No one is disputing radio thermal batteries are used to generate electrical power for landers and one probe on mars. The key is rovers are mars clearly do not need to use radioactive thermal source to provide the heat needed to keep electronics within survivable temperature ranges in Martian night, which, due to Martian night being only 11 hours long and Martian atmosphere still having some heat retaining capability, never gets nearly as cold as it does on the moon, where the night is 14 days long, and there is effectively no atmosphere, and little else but thermal inertia and possibly earthshine, to keep surface temperatures from steadily equilibrating with cosmic back ground radiation.

So all lunar probes designed to survive lunar nights needs a internal heat source to keep its electronics from being destroyed by the cold during each 14 day long lunar night.

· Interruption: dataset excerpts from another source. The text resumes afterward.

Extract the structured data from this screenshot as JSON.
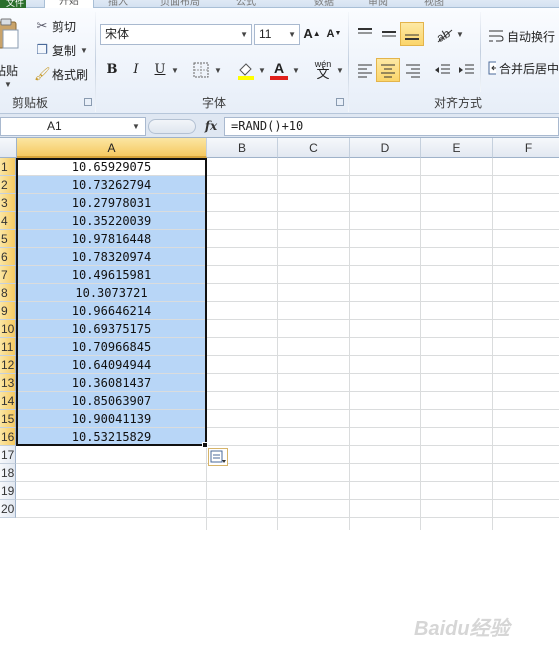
{
  "ribbon": {
    "tabs": {
      "file": "文件",
      "home": "开始",
      "others": [
        "插入",
        "页面布局",
        "公式",
        "数据",
        "审阅",
        "视图"
      ]
    },
    "clipboard": {
      "paste": "粘贴",
      "cut": "剪切",
      "copy": "复制",
      "format_painter": "格式刷",
      "group_label": "剪贴板"
    },
    "font": {
      "font_name": "宋体",
      "font_size": "11",
      "bold": "B",
      "italic": "I",
      "underline": "U",
      "phonetic": "wén",
      "group_label": "字体"
    },
    "alignment": {
      "wrap_text": "自动换行",
      "merge_center": "合并后居中",
      "group_label": "对齐方式"
    }
  },
  "formula_bar": {
    "name_box": "A1",
    "fx": "fx",
    "formula": "=RAND()+10"
  },
  "sheet": {
    "columns": [
      "A",
      "B",
      "C",
      "D",
      "E",
      "F"
    ],
    "rows": [
      "1",
      "2",
      "3",
      "4",
      "5",
      "6",
      "7",
      "8",
      "9",
      "10",
      "11",
      "12",
      "13",
      "14",
      "15",
      "16",
      "17",
      "18",
      "19",
      "20"
    ],
    "cells_a": [
      "10.65929075",
      "10.73262794",
      "10.27978031",
      "10.35220039",
      "10.97816448",
      "10.78320974",
      "10.49615981",
      "10.3073721",
      "10.96646214",
      "10.69375175",
      "10.70966845",
      "10.64094944",
      "10.36081437",
      "10.85063907",
      "10.90041139",
      "10.53215829"
    ]
  },
  "watermark": "Baidu经验",
  "colors": {
    "selection_fill": "#b8d6f7",
    "header_highlight": "#f6c961",
    "file_tab": "#2a6f2c"
  },
  "icons": [
    "paste-icon",
    "cut-icon",
    "copy-icon",
    "format-painter-icon",
    "grow-font-icon",
    "shrink-font-icon",
    "border-icon",
    "fill-color-icon",
    "font-color-icon",
    "phonetic-icon",
    "align-top-icon",
    "align-middle-icon",
    "align-bottom-icon",
    "orientation-icon",
    "align-left-icon",
    "align-center-icon",
    "align-right-icon",
    "decrease-indent-icon",
    "increase-indent-icon",
    "wrap-text-icon",
    "merge-icon",
    "paste-options-icon"
  ]
}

Yutu's expected life is explicitly given in terms numbers of lunar nights - 3. This suggests that's how long the internal plutonium heat sources can last.
 

Jeff Head

General
Registered Member
The key is rovers are mars clearly do not need to use radioactive thermal source to provide the heat needed to keep electronics within survivable temperature ranges in Martian night.
Actually, they do. At the Curiosity landing site, and in the area where it operates the swing in atmospheric temperatures vary from -3º Celsius (26º Fahrenheit) in the day to -96º Celsius (-140º Fahrenheit) at night, which would negatively impact its electronics without the use of heating protection provided by systems onboard the Curiosity.

Anyhow, my comment was simply in response to you statement.

Chuck said:
Yutu, unlike rovers on mars, needs to expend nonreplenishable consumables - plutonium - to survive extreme low temperatures in lunar night.

The fact is, the Viking I, the Viking 2, and the Curioisity, all of which operate on Mars, use nonreplenishable Plutonium to power them and to provide the waste heat they need to warm their systems so they can survive, night and day on Mars. That's all.